OpenCastor is that layer, extracted and generalized. It's modeled after the approach OpenClaw takes with personal AI assistants — practical, runs on your own hardware, minimal friction — but applied to robotics.
What it does:
- Define your robot in an RCAN config file (an open standard for robot capability descriptions) - Swap AI providers by changing one YAML field — no code changes - Built-in drivers for common hardware (PCA9685, Dynamixel, GPIO, serial) - Safety validation layer sits between the AI and your motors — actions are checked against physical constraints before execution - Continuous perception-action loop: observe → reason → act → repeat - Optional messaging integration (WhatsApp, Telegram, Discord) to control your robot from your phone
Install and try it:
curl -fsSL opencastor.com/install | bash castor wizard castor run --config my_robot.rcan.yaml
The wizard walks you through model selection and hardware setup.
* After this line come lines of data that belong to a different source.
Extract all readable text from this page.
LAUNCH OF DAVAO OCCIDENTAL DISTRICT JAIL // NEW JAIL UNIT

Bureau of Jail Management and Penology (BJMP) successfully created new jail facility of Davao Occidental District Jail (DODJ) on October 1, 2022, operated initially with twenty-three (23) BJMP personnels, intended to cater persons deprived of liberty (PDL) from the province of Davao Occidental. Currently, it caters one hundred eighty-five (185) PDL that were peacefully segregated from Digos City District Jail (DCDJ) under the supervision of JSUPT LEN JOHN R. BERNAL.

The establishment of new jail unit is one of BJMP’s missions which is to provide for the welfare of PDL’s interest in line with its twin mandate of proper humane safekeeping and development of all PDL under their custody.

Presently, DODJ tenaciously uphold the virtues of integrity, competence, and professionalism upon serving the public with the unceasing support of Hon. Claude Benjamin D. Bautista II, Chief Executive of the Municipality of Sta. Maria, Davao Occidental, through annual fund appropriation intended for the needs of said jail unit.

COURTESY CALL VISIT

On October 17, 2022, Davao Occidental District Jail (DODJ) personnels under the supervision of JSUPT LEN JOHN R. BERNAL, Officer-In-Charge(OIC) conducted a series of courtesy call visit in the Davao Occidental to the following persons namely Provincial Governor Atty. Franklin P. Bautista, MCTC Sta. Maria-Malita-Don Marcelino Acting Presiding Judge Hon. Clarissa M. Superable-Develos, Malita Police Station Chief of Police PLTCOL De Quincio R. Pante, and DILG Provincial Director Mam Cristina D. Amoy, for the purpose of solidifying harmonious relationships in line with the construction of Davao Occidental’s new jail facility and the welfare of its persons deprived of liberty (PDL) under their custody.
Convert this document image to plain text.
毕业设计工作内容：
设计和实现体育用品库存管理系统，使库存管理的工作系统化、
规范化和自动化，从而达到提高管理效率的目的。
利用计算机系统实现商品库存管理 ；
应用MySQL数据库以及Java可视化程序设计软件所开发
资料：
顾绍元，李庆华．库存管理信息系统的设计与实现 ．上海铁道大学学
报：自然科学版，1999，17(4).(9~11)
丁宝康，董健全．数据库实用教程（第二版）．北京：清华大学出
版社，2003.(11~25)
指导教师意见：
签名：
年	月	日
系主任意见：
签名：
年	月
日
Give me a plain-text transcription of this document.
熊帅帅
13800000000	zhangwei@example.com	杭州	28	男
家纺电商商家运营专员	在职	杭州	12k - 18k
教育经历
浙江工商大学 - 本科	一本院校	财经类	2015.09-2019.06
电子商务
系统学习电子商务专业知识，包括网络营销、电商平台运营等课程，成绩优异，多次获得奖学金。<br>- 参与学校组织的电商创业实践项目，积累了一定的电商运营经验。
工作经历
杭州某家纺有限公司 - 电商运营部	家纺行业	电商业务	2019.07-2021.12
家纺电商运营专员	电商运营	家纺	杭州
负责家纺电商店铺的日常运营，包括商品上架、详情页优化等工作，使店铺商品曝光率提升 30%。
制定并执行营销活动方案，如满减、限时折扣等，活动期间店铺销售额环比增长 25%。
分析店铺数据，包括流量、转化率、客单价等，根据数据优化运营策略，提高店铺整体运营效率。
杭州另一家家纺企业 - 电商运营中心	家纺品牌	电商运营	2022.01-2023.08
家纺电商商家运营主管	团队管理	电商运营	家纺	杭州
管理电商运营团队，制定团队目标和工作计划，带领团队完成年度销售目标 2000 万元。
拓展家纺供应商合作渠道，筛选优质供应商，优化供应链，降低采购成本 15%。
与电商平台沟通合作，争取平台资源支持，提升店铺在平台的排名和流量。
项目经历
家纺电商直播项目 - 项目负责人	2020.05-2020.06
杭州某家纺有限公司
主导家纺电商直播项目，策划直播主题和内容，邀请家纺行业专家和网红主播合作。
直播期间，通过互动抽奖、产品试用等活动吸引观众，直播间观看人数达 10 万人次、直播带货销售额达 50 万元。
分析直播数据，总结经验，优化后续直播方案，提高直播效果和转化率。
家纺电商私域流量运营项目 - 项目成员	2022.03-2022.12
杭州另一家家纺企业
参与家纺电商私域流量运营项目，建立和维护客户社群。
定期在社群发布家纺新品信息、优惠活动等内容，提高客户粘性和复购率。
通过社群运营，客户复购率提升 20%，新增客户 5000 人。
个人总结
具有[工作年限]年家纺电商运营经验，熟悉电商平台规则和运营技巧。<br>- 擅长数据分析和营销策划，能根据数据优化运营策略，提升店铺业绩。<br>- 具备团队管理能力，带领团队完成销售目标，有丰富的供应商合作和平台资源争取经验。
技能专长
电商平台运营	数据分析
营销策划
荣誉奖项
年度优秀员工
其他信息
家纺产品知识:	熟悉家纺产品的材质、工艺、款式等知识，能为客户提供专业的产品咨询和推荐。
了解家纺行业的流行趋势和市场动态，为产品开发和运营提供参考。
Works on macOS, Linux (including Pi), and Windows. Pre-made config presets exist for popular ~$50 robot kits (Waveshare, Adeept, SunFounder) so you can get something moving quickly.
There's also castor demo which runs a simulated robot with no hardware or API keys needed, if you just want to see what the runtime does.
Where it's at:
Still early. 1,286 tests, the core loop is solid, but there's plenty of rough edges. I'd love feedback on the RCAN config format, the driver abstraction, and whether the safety layer is paranoid enough (or not enough). The project came out of real needs building ContinuonAI and I'm hoping it's useful to others working in the same space.
github.com/craigm26/OpenCastor
Happy to answer questions about the architecture, the ContinuonAI connection, or how it compares to ROS/other frameworks.